{{< img src="integrations/spark/sparkgraph.png" alt="spark graph" responsive="true" popup="true">}}
The Spark check collects metrics for:
- Drivers and executors: RDD blocks, memory used, disk used, duration, etc.
- RDDs: partition count, memory used, disk used
- Tasks: number of tasks active, skipped, failed, total
- Job state: number of jobs active, completed, skipped, failed
The Spark check is packaged with the Agent, so simply install the Agent on your:
- Mesos master (if you're running Spark on Mesos),
- YARN ResourceManager (if you're running Spark on YARN), or
- Spark master (if you're running Standalone Spark)
Create a file spark.yaml
in the Agent's conf.d
directory. See the sample spark.yaml for all available configuration options:
init_config:
instances:
- spark_url: http://localhost:8088 # Spark master web UI
# spark_url: http://<Mesos_master>:5050 # Mesos master web UI
# spark_url: http://<YARN_ResourceManager_address>:8088 # YARN ResourceManager address
spark_cluster_mode: spark_standalone_mode # default is spark_yarn_mode
# spark_cluster_mode: spark_mesos_mode
# spark_cluster_mode: spark_yarn_mode
cluster_name: <CLUSTER_NAME> # required; adds a tag 'cluster_name:<CLUSTER_NAME>' to all metrics
# spark_pre_20_mode: true # if you use Standalone Spark < v2.0
# spark_proxy_enabled: true # if you have enabled the spark UI proxy
Set spark_url
and spark_cluster_mode
according to how you're running Spark.
Restart the Agent to start sending Spark metrics to Datadog.
Run the Agent's status
subcommand and look for spark
under the Checks section:
Checks
======
[...]
spark
-------
- instance #0 [OK]
- Collected 26 metrics, 0 events & 1 service check
[...]
The spark check is compatible with all major platforms.

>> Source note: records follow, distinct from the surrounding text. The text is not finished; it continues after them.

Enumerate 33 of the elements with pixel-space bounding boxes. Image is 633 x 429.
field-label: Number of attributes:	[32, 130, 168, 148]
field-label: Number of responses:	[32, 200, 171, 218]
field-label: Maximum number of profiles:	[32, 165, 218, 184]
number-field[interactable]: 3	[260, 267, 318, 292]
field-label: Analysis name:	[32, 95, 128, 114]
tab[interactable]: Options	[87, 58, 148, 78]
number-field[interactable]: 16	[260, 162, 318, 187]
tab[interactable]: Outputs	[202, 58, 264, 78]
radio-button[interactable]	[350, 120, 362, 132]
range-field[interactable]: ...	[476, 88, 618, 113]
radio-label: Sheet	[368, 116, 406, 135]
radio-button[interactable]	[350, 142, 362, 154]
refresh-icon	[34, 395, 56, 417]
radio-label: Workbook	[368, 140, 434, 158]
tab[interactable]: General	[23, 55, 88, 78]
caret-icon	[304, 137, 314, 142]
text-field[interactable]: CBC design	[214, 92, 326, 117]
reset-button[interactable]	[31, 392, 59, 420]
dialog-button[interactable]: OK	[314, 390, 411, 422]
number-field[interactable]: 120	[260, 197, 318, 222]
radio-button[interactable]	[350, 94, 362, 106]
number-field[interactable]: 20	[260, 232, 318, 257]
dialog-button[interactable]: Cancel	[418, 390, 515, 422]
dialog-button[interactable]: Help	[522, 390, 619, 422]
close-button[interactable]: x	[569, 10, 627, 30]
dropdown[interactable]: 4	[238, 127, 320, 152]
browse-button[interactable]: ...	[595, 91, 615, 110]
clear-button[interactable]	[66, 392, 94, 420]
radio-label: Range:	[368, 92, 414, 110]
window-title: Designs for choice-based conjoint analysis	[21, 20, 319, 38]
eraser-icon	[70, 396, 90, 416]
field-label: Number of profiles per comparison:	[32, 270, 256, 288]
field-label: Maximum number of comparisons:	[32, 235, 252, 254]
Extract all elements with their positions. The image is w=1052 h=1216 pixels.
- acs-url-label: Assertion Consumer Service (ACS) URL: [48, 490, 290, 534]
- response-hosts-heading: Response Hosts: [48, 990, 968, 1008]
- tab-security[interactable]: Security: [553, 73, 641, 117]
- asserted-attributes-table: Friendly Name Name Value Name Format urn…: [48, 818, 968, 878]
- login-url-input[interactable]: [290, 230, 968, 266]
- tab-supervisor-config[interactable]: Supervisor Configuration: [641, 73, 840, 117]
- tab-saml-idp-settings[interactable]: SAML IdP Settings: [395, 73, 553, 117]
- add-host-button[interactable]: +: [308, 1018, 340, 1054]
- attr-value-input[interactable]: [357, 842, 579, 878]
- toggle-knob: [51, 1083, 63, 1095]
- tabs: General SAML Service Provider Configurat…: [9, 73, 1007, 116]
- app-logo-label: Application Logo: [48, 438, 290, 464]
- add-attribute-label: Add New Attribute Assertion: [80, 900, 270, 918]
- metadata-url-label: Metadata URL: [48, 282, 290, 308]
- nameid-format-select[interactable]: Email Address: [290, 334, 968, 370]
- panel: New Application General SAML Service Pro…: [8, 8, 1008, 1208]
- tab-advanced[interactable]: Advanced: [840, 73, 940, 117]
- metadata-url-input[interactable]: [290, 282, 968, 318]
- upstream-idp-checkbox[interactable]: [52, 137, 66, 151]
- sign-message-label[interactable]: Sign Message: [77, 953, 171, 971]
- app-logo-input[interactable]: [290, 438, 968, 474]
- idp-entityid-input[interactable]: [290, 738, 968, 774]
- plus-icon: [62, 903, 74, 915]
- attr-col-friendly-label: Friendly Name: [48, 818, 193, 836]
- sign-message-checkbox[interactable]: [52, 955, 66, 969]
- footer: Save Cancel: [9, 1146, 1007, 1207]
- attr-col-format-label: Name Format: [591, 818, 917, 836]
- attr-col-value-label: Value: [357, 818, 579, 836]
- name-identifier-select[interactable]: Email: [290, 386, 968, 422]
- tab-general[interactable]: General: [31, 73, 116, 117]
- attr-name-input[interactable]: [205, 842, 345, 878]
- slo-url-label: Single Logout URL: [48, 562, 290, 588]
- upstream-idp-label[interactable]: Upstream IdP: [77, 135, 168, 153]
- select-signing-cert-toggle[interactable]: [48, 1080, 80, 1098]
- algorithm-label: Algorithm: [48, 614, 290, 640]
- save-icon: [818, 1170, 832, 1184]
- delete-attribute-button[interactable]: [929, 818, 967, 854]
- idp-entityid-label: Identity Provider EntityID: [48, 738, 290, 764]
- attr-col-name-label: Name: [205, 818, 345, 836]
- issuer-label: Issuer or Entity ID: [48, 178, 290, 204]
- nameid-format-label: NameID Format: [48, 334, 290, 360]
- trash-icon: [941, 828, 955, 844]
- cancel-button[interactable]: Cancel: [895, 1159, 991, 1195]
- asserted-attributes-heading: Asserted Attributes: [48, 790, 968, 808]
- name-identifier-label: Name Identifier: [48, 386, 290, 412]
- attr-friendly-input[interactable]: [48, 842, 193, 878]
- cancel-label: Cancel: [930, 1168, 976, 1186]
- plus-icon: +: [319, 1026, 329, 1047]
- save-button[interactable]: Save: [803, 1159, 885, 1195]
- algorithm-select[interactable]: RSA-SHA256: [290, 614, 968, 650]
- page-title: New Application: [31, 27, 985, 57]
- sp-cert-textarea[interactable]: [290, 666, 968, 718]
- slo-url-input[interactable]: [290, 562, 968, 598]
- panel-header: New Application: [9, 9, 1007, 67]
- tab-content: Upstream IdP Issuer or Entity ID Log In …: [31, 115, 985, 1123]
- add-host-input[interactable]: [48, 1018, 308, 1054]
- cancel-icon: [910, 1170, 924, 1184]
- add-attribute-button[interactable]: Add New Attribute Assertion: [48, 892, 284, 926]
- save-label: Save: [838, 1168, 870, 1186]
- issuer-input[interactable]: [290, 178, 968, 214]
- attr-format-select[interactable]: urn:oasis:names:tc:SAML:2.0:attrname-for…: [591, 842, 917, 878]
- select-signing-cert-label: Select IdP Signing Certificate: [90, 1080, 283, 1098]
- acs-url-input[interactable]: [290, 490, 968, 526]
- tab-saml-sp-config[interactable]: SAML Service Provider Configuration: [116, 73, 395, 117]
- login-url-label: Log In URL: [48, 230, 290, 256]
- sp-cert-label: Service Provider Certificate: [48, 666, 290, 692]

See metadata.csv for a list of metrics provided by this check.
The Spark check does not include any event at this time.
The Agent submits one of the following service checks, depending on how you're running Spark:
- spark.standalone_master.can_connect
- spark.mesos_master.can_connect
- spark.application_master.can_connect
- spark.resource_manager.can_connect
The checks return CRITICAL if the Agent cannot collect Spark metrics, otherwise OK.
To get Spark metrics if Spark is set up on AWS EMR, use bootstrap actions to install the Datadog Agent and then create the /etc/dd-agent/conf.d/spark.yaml
configuration file with the proper values on each EMR node.